Sudjaritruk Tavitiya, Bunupuradah Torsak, Aurpibul Linda, Kosalaraksa Pope, Kurniati Nia, Sophonphan Jiratchaya, Ananworanich Jintanat, Puthanakit Thanyawee
Department of Pediatrics, Faculty of Medicine, Chiang Mai University, Chiang Mai, Thailand.
Research Institute for Health Sciences, Chiang Mai University, Chiang Mai, Thailand.
Antivir Ther. 2017;22(6):471-479. doi: 10.3851/IMP3103. Epub 2016 Oct 27.
This study aimed to determine the effect of tenofovir disoproxil fumarate (TDF) on bone metabolism and bone mass in HIV-infected adolescents.
This was a sub-study of a cross-sectional multicentre bone health trial that enrolled perinatally HIV-infected Thai and Indonesian adolescents (10-18 years) with viral suppression on antiretroviral therapy. Participants were classified into two groups as TDF users and non-users. Bone metabolism-related markers (25-hydroxyvitamin D [25-OHD], intact parathyroid hormone [iPTH], bone turnover biomarkers), and lumbar spine dual-energy X-ray absorptiometry were assessed. Bone mineral density (BMD)/bone mineral apparent density (BMAD) Z-scores were calculated.
Of 394 adolescents, 136 (34.5%) and 258 (65.5%) were TDF users and non-users, respectively. Among TDF users, median age (IQR) was 16.1 (14.7-17.4) years and TDF treatment duration (IQR) was 2.3 (1.4-3.1) years. Among TDF non-users, median age (IQR) was 14.3 (12.6-16.4) years. BMD and BMAD Z-scores comparing TDF users with non-users were -0.8 and -0.6 (P=0.27), and -0.3 and -0.2 (P=0.58), respectively. The association between TDF use and iPTH elevation was intensified in adolescents with suboptimal vitamin D levels (25-OHD <30 ng/ml; P=0.001). TDF administration was positively associated with bone resorption marker (P=0.04) and negatively associated with bone formation marker (P=0.04). With data up to 4 years, neither association between TDF use and bone mass loss (BMD: P=0.09; BMAD: P=0.22), nor variation of bone mass Z-scores by TDF treatment duration (BMD: P=0.34; BMAD: P=0.58) was demonstrated.

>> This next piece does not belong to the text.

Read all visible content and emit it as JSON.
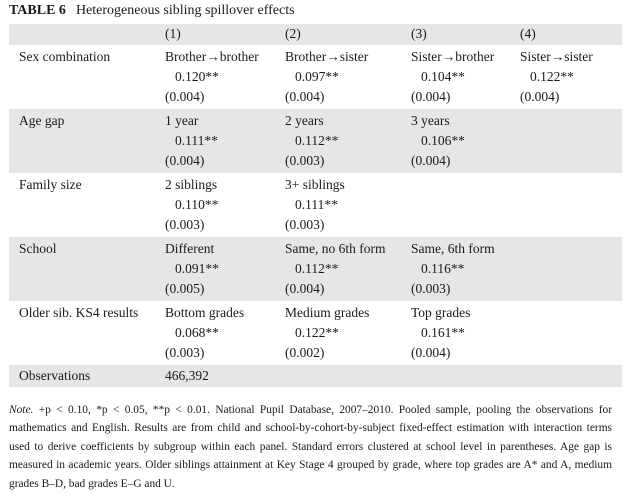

Recent TDF administration was correlated with PTH elevation and bone turnover dysregulation but not with bone mass reduction in our cohort. A study with extended follow-up to ascertain TDF-associated bone mass deterioration is warranted.
本研究旨在确定富马酸替诺福韦二吡呋酯(TDF)对感染HIV的青少年骨代谢和骨量的影响。
这是一项横断面多中心骨健康试验的子研究,该试验纳入了在接受抗逆转录病毒治疗后病毒得到抑制的围产期感染HIV的泰国和印度尼西亚青少年(10 - 18岁)。参与者被分为两组,即TDF使用者和非使用者。评估了骨代谢相关标志物(25 - 羟基维生素D [25 - OHD]、完整甲状旁腺激素 [iPTH]、骨转换生物标志物)以及腰椎双能X线吸收测定法。计算了骨矿物质密度(BMD)/骨矿物质表观密度(BMAD)Z评分。
在394名青少年中,分别有136名(34.5%)为TDF使用者,258名(65.5%)为非使用者。在TDF使用者中,中位年龄(四分位间距)为16.1(14.7 - 17.4)岁,TDF治疗持续时间(四分位间距)为2.3(1.4 - 3.1)年。在非TDF使用者中,中位年龄(四分位间距)为14.3(12.6 - 16.4)岁。将TDF使用者与非使用者进行比较,BMD和BMAD Z评分分别为 - 0.8和 - 0.6(P = 0.27),以及 - 0.3和 - 0.2(P = 0.58)。在维生素D水平未达最佳(25 - OHD < 30 ng/ml)的青少年中,使用TDF与iPTH升高之间的关联增强(P = 0.001)。TDF给药与骨吸收标志物呈正相关(P = 0.04),与骨形成标志物呈负相关(P = 0.04)。在长达4年的数据中,未显示TDF使用与骨量丢失之间的关联(BMD:P = 0.09;BMAD:P = 0.22),也未显示骨量Z评分随TDF治疗持续时间的变化(BMD:P = 0.34;BMAD:P = 0.58)。
在我们的队列中,近期使用TDF与PTH升高和骨转换失调相关,但与骨量减少无关。有必要进行一项延长随访的研究,以确定与TDF相关的骨量恶化情况。